Architects are rare – maybe one percent of the population – and show the greatest precision in thought and speech of all the types. They tend to see distinctions and inconsistencies instantaneously, and can detect contradictions no matter when or where they were made. It is difficult for an Architect to listen to nonsense, even in a casual conversation, without pointing out the speaker’s error. And in any serious discussion or debate Architects are devastating, their skill in framing arguments giving them an enormous advantage. Architects regard all discussions as a search for understanding, and believe their function is to eliminate inconsistencies, which can make communication with them an uncomfortable experience for many.

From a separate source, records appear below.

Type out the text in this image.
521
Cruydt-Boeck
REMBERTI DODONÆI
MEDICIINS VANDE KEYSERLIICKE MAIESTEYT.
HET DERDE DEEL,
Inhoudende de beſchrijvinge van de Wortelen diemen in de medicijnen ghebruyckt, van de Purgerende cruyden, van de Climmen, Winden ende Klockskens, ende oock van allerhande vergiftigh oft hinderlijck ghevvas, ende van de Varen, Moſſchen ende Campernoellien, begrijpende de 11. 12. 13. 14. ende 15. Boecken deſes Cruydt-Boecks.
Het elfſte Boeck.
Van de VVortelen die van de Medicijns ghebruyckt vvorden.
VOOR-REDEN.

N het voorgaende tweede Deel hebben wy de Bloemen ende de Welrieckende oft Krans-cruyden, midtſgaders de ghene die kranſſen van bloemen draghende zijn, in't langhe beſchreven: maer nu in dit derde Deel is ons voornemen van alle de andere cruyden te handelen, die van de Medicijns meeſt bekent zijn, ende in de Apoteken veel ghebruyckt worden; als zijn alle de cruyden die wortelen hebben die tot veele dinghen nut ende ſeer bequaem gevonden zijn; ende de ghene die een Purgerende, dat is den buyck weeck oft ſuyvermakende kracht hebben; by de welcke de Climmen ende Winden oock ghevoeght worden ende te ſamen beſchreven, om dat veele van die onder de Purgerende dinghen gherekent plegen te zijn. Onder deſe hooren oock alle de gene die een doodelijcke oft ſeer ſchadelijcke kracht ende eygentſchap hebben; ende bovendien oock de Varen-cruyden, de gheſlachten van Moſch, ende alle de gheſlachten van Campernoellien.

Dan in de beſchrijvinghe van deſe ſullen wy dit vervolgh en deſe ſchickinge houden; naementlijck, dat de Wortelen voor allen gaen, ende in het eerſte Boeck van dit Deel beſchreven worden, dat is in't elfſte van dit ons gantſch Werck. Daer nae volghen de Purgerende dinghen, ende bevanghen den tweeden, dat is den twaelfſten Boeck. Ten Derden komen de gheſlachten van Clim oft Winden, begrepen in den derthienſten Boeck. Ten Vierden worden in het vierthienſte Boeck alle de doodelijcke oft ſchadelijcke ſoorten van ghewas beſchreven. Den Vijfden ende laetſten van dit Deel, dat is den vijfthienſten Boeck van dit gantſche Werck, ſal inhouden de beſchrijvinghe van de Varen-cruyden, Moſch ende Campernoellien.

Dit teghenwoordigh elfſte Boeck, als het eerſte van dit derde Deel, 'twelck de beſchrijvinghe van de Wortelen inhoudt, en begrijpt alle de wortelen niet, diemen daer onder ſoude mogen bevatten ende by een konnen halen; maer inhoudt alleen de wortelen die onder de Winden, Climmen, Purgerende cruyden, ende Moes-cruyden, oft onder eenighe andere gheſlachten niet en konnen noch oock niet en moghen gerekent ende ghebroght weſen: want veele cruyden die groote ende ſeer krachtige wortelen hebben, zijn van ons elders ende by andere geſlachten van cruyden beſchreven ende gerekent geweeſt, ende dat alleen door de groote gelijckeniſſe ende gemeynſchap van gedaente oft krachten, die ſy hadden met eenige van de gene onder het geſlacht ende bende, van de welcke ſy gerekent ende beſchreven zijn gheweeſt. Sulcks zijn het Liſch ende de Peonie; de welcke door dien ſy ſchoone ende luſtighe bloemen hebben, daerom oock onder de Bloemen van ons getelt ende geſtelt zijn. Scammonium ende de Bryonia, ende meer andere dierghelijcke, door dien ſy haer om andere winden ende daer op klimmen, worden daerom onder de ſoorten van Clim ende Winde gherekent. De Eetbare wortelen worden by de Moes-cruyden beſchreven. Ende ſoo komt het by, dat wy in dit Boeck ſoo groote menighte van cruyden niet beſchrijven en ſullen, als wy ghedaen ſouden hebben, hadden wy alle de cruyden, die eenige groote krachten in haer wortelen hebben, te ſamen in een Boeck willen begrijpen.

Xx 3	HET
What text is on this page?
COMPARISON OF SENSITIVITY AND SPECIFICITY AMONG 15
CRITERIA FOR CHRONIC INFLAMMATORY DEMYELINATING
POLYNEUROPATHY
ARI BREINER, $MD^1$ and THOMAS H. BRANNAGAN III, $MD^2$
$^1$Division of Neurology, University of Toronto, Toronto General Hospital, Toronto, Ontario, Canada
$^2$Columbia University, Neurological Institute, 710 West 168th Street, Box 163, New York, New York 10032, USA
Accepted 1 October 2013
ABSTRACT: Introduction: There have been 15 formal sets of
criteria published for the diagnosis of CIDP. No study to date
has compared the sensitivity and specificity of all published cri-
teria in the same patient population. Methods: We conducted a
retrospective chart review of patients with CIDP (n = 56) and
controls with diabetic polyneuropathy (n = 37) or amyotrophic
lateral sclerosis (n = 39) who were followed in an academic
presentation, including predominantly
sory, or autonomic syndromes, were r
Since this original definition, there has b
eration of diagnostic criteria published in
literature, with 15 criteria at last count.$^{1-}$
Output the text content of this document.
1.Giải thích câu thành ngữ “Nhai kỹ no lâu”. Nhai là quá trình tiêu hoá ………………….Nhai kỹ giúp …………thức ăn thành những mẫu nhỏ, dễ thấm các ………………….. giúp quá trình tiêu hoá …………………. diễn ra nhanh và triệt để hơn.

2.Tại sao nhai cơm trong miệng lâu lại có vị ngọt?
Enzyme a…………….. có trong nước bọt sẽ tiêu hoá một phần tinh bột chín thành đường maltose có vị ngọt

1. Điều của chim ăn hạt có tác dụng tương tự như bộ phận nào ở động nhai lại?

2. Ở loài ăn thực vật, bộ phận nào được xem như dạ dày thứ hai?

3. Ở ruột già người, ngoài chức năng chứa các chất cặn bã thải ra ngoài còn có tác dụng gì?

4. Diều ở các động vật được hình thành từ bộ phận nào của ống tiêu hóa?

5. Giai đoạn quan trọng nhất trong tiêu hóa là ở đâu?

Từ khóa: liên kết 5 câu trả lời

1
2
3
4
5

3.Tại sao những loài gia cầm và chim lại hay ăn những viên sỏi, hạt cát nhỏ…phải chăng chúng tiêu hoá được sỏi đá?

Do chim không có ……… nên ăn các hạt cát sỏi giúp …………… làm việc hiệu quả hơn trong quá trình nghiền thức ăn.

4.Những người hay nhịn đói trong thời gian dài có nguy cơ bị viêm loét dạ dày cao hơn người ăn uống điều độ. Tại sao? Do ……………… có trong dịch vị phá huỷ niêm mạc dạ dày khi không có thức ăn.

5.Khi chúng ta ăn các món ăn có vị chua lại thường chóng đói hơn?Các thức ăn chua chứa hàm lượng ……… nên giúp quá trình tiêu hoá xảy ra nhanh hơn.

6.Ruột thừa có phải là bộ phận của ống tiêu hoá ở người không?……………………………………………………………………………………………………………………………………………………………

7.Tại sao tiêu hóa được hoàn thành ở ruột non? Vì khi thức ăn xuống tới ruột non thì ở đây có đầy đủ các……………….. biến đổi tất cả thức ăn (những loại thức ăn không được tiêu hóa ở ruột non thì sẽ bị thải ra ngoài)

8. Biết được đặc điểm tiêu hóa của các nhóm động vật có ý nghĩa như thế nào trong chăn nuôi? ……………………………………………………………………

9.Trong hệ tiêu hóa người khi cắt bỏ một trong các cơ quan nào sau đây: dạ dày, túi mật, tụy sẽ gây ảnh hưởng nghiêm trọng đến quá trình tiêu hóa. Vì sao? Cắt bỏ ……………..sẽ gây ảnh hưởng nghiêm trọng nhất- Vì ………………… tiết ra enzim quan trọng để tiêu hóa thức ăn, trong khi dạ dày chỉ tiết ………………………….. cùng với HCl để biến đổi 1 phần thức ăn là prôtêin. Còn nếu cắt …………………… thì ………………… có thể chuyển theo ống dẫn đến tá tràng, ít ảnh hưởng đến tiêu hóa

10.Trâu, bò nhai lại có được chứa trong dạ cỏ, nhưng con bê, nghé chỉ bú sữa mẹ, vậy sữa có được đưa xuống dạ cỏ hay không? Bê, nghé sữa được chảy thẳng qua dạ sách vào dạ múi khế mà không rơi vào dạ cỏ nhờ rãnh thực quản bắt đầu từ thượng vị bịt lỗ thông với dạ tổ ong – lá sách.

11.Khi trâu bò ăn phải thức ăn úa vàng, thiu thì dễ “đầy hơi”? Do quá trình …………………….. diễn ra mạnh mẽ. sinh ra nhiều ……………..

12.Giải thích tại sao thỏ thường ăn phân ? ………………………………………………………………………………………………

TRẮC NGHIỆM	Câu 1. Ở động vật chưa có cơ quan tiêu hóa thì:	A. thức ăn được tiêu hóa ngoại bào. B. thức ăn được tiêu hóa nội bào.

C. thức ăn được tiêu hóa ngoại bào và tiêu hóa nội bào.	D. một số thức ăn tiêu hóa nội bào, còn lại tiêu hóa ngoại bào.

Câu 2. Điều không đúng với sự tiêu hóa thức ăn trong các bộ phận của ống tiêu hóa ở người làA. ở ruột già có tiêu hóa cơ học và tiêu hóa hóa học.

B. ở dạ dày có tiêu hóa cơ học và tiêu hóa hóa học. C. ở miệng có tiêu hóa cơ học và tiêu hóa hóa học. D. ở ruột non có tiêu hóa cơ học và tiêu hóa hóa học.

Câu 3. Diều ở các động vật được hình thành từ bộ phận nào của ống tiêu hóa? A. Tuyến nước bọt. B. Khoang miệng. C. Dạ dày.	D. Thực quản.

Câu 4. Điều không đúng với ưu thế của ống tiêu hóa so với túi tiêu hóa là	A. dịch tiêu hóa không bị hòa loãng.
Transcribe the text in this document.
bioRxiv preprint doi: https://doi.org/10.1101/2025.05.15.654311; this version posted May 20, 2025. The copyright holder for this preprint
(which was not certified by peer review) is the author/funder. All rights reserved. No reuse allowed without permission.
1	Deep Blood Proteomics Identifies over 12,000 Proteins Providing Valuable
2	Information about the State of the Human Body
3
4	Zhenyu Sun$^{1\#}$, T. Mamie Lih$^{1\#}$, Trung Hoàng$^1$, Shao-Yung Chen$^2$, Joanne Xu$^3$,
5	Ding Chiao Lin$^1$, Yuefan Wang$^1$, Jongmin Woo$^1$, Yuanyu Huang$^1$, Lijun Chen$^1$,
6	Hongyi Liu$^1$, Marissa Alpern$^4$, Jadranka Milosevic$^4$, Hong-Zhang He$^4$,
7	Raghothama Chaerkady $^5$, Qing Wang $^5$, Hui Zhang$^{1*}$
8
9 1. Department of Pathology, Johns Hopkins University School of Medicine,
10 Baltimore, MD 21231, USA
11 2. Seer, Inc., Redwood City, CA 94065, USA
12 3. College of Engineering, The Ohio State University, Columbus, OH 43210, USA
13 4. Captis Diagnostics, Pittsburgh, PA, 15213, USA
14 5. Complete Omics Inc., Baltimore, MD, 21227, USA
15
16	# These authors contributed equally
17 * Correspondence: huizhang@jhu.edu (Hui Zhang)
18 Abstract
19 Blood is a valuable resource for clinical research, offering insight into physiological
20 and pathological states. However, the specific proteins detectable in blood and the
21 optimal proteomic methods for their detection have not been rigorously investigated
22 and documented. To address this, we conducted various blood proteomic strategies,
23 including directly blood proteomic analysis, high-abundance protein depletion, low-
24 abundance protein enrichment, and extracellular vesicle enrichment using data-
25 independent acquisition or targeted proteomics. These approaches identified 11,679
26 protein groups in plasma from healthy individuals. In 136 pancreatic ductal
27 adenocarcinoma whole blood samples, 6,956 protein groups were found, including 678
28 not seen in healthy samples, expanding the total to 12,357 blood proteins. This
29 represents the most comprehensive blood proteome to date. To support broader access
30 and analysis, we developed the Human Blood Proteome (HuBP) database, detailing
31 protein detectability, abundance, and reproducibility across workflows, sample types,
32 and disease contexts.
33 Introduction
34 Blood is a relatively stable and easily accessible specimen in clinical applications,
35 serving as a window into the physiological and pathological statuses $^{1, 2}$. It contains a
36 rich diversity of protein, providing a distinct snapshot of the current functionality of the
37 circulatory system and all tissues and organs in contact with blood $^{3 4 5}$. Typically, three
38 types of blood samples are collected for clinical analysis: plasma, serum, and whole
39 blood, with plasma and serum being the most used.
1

Ruthless pragmatists about ideas, and insatiably curious, Architects are driven to find the most efficient means to their ends, and they will learn in any manner and degree they can. They will listen to amateurs if their ideas are useful, and will ignore the experts if theirs are not. Authority derived from office, credential, or celebrity does not impress them. Architects are interested only in what make sense, and thus only statements that are consistent and coherent carry any weight with them.
Architects often seem difficult to know. They are inclined to be shy except with close friends, and their reserve is difficult to penetrate. Able to concentrate better than any other type, they prefer to work quietly at their computers or drafting tables, and often alone. Architects also become obsessed with analysis, and this can seem to shut others out. Once caught up in a thought process, Architects close off and persevere until they comprehend the issue in all its complexity. Architects prize intelligence, and with their grand desire to grasp the structure of the universe, they can seem arrogant and may show impatience with others who have less ability, or who are less driven.
Albert Einstein as the iconic Rational is an Architect.
Dr. David Keirsey, Robert Rosen, George Soros, Gregory Peck, James Madison, Ludwig Boltzman, Charles Darwin, Adam Smith, and Thomas Jefferson are examples of the Architect Rationals.
So another annoying mutt, basically.
hehe Ah well…the world takes all kinds.








wakemenow said
At the end of the day, who knows and who cares? Can’t classify people so succinctly, and besides, we do change and grow as we live and experience.